Em 2017, a ONU observa a data com o tema “Empoderar meninas: antes, durante e após as crises”.

Natalia lembrou que, mesmo em contextos de emergência humanitária, “muitas meninas conseguem desempenhar um papel importante em suas casas e comunidades”.

“Elas são muitas vezes as primeiras interventoras que cuidam de suas famílias e estabelecem redes que produzem a resiliência e o capital social necessários de que as comunidades precisam para sobreviver. Proteger e promover os direitos, saúde e bem-estar delas é, portanto, um elemento essencial para uma efetiva resposta e recuperação de situações de crise”, acrescentou a chefe do UNFPA.

Epidemia de HIV

Também por ocasião do dia mundial, o Programa Conjunto das Nações Unidas sobre HIV/AIDS (UNAIDS) ressaltou que a epidemia afeta desproporcionalmente as mulheres e meninas. No mundo, todas as semanas, 6,9 mil adolescentes e mulheres jovens, entre 15 a 24 anos, são infectadas com o HIV, mas apenas uma em cada três possui as informações corretas sobre prevenção.
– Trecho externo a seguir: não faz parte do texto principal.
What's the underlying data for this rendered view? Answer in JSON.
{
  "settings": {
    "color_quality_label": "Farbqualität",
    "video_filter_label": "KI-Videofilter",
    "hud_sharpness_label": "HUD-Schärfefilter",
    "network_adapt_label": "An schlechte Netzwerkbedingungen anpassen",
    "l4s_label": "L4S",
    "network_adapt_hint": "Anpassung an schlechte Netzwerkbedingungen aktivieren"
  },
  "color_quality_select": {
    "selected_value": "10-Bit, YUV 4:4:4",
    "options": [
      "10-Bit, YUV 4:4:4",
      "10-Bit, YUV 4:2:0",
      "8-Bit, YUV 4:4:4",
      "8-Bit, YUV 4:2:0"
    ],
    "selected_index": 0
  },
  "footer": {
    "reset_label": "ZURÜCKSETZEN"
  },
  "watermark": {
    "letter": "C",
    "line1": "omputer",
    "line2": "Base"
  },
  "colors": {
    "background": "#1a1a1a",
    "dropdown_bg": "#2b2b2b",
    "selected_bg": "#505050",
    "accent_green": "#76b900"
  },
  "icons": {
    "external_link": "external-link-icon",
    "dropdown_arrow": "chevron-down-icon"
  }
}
Na África Subsaariana, meninas representam 75% dos casos de novas infecções por HIV entre jovens de 15 a 19 anos. As adolescentes são também mais vulneráveis à violência por parte de um parceiro íntimo — em 22 dos 32 países com dados disponíveis, as mulheres jovens passaram por essas situações de abuso mais recentemente do que as mulheres mais velhas. Em média, as vítimas desse tipo de agressão podem estar 50% mais propensas à infecção por HIV dos que as não sofrem nas mãos de seus companheiros.

“A violência contra mulheres e meninas é uma mancha em nossa sociedade. No Dia Internacional da Menina, peço aos países que honrem seu compromisso de eliminar toda a violência contra mulheres e meninas”, afirmou o diretor-executivo do UNAIDS, Michel Sidibé.

Meninas pela paz

Em mensagem para a data, a diretora-geral da UNESCO, Irina Bokova, enfatizou que nenhuma sociedade ou acordo de paz será duradouro sem a participação empoderada das meninas na construção da paz e nos processos de reconstrução.

“É hora de colocarmos esse imperativo no âmago de todos os nossos esforços para combater a fragilidade, os conflitos e a violência”, disse a dirigente. Bokova lembrou a iniciativa Parceria Global para a Educação das Meninas e Mulheres — Uma vida melhor, um futuro melhor. Lançado em 2011, projeto leva aprendizado e capacitações a populações vulneráveis. Objetivo é romper ciclos de pobreza e promover mais justiça social.